Interpreting clusters with red overlap, Example 1 - jonathanbrecher/sharedclustering GitHub Wiki

Here is an excellent example showing red overlap between clusters. This was provided by a member of the Shared Clustering User Group, reposted with permission.

At first glance, this might look like a very complex cluster, very scary to try to analyze. Actually, there is a lot of very useful information that can be gleaned directly from the cluster diagram.

Full example

There are three areas of red overlap in this diagram, shown as plus-shaped areas within the diagram. If you don't see them right away, here is each one highlighted:

Overlap area #1

Overlap area #2

Overlap area #3

These plus-shaped areas are not accidents. They are an important part of the information in the clusters. One easy way to see them is to look at the values in the Shared Centimorgans column. Almost all of the matches in this diagram have shared centimorgan values between 20-30 cM -- except in the plus-shaped areas. You can enlarge one of the images above to see the raw data, or shown enlarged here for the three regions:

Centimorgan values in overlap areas

At the 20 cM level used for this diagram, each cluster usually represents a single DNA segment. The plus-shaped regions are areas of overlap between two clusters. The matches in these regions have segments associated with both clusters. It follows naturally that the matches who share two segments also have higher shared centimorgans than any match who shares only a single one of those segments.

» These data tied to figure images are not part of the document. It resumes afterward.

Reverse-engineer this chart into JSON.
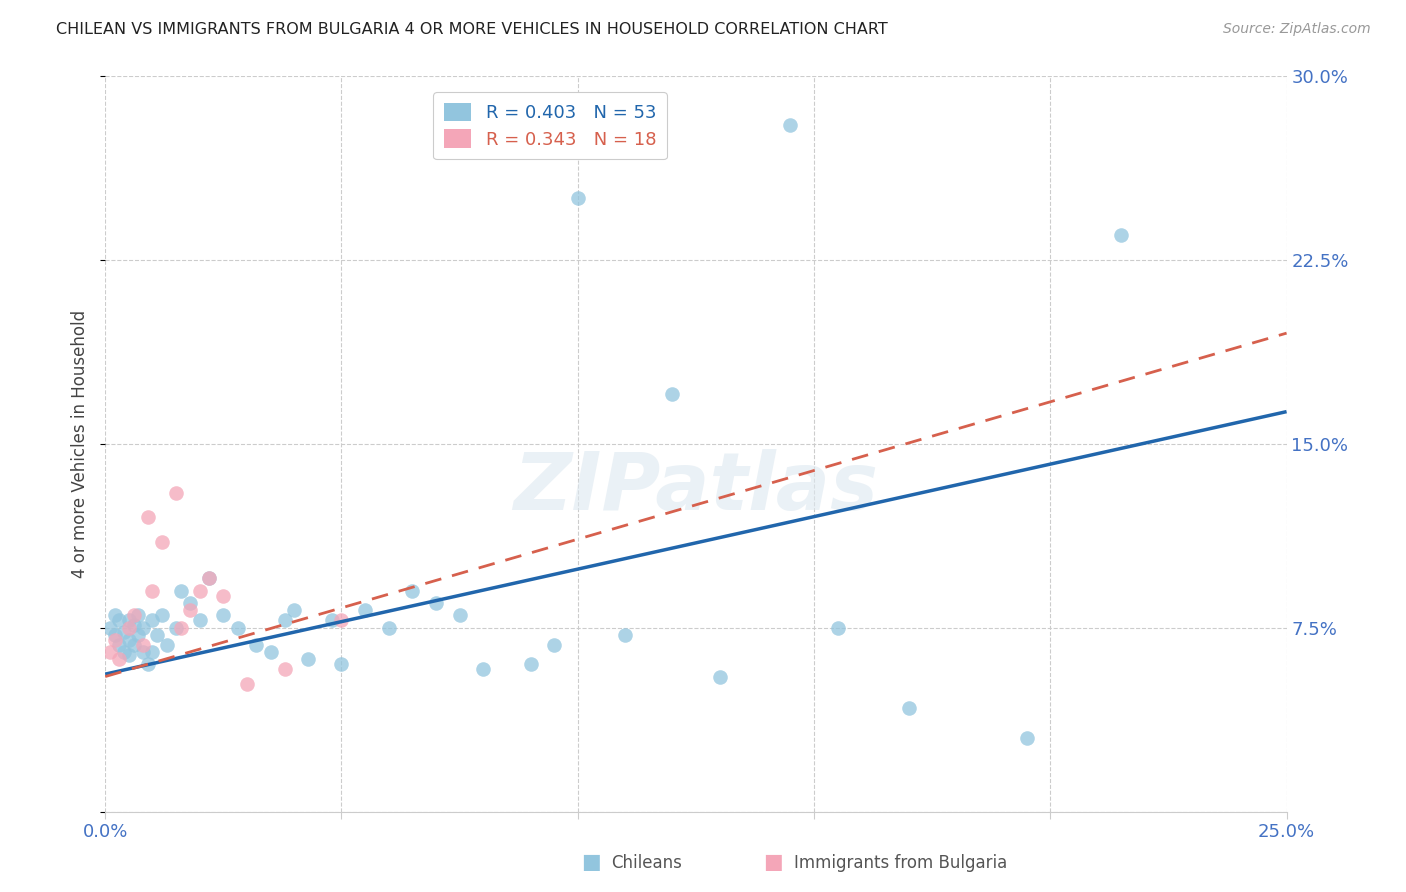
{
  "title": "CHILEAN VS IMMIGRANTS FROM BULGARIA 4 OR MORE VEHICLES IN HOUSEHOLD CORRELATION CHART",
  "source": "Source: ZipAtlas.com",
  "ylabel": "4 or more Vehicles in Household",
  "xmin": 0.0,
  "xmax": 0.25,
  "ymin": 0.0,
  "ymax": 0.3,
  "xticks": [
    0.0,
    0.05,
    0.1,
    0.15,
    0.2,
    0.25
  ],
  "yticks": [
    0.0,
    0.075,
    0.15,
    0.225,
    0.3
  ],
  "ytick_labels_right": [
    "",
    "7.5%",
    "15.0%",
    "22.5%",
    "30.0%"
  ],
  "xtick_labels": [
    "0.0%",
    "",
    "",
    "",
    "",
    "25.0%"
  ],
  "chilean_R": 0.403,
  "chilean_N": 53,
  "bulgarian_R": 0.343,
  "bulgarian_N": 18,
  "chilean_color": "#92c5de",
  "bulgarian_color": "#f4a6b8",
  "chilean_line_color": "#2166ac",
  "bulgarian_line_color": "#d6604d",
  "tick_color": "#4472c4",
  "watermark_text": "ZIPatlas",
  "chilean_x": [
    0.001,
    0.002,
    0.002,
    0.003,
    0.003,
    0.004,
    0.004,
    0.005,
    0.005,
    0.005,
    0.006,
    0.006,
    0.007,
    0.007,
    0.008,
    0.008,
    0.009,
    0.01,
    0.01,
    0.011,
    0.012,
    0.013,
    0.015,
    0.016,
    0.018,
    0.02,
    0.022,
    0.025,
    0.028,
    0.032,
    0.035,
    0.038,
    0.04,
    0.043,
    0.048,
    0.05,
    0.055,
    0.06,
    0.065,
    0.07,
    0.075,
    0.08,
    0.09,
    0.095,
    0.1,
    0.11,
    0.12,
    0.13,
    0.145,
    0.155,
    0.17,
    0.195,
    0.215
  ],
  "chilean_y": [
    0.075,
    0.08,
    0.072,
    0.078,
    0.068,
    0.073,
    0.065,
    0.078,
    0.07,
    0.064,
    0.076,
    0.068,
    0.08,
    0.072,
    0.075,
    0.065,
    0.06,
    0.078,
    0.065,
    0.072,
    0.08,
    0.068,
    0.075,
    0.09,
    0.085,
    0.078,
    0.095,
    0.08,
    0.075,
    0.068,
    0.065,
    0.078,
    0.082,
    0.062,
    0.078,
    0.06,
    0.082,
    0.075,
    0.09,
    0.085,
    0.08,
    0.058,
    0.06,
    0.068,
    0.25,
    0.072,
    0.17,
    0.055,
    0.28,
    0.075,
    0.042,
    0.03,
    0.235
  ],
  "bulgarian_x": [
    0.001,
    0.002,
    0.003,
    0.005,
    0.006,
    0.008,
    0.009,
    0.01,
    0.012,
    0.015,
    0.016,
    0.018,
    0.02,
    0.022,
    0.025,
    0.03,
    0.038,
    0.05
  ],
  "bulgarian_y": [
    0.065,
    0.07,
    0.062,
    0.075,
    0.08,
    0.068,
    0.12,
    0.09,
    0.11,
    0.13,
    0.075,
    0.082,
    0.09,
    0.095,
    0.088,
    0.052,
    0.058,
    0.078
  ],
  "chilean_line_x0": 0.0,
  "chilean_line_x1": 0.25,
  "chilean_line_y0": 0.056,
  "chilean_line_y1": 0.163,
  "bulgarian_line_x0": 0.0,
  "bulgarian_line_x1": 0.25,
  "bulgarian_line_y0": 0.055,
  "bulgarian_line_y1": 0.195
}
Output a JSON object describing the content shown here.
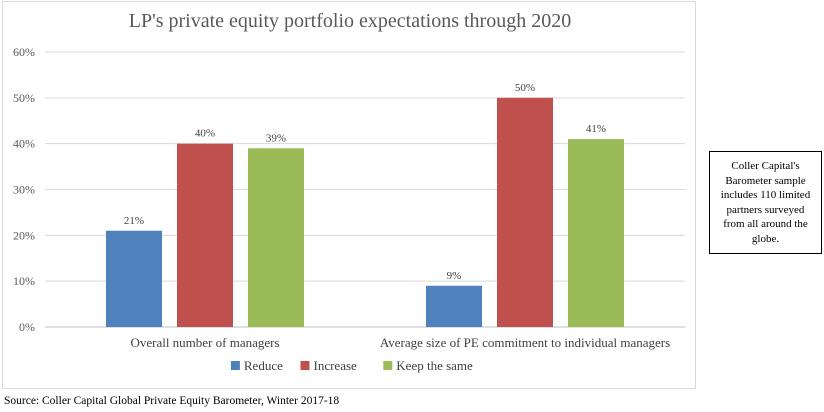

That information also translates to genealogy. This tester was fortunate to identify several of the matches in this cluster and place them in their tree exactly:

Identified relatives in overlap areas

Generally speaking, the matches withing the overlap areas are genealogically closer relatives than the ones in a single cluster on one side or the other of the overlap. In this example, most of the identified matches in single clusters turned out to be 6Cs and 7Cs, while the ones in overlap areas tended to be 5Cs.

It's unfortunate that none of the matches have been identified in the largest overlap area near the top of the diagram. This overlap area is both physically largest (stretches the entire height / width of this cluster) and also has the highest shared centimorgan values. Based on the clusters alone, it would make sense if these matches turned out to be 4Cs or 3C to the test taker. Maybe further research will confirm that prediction!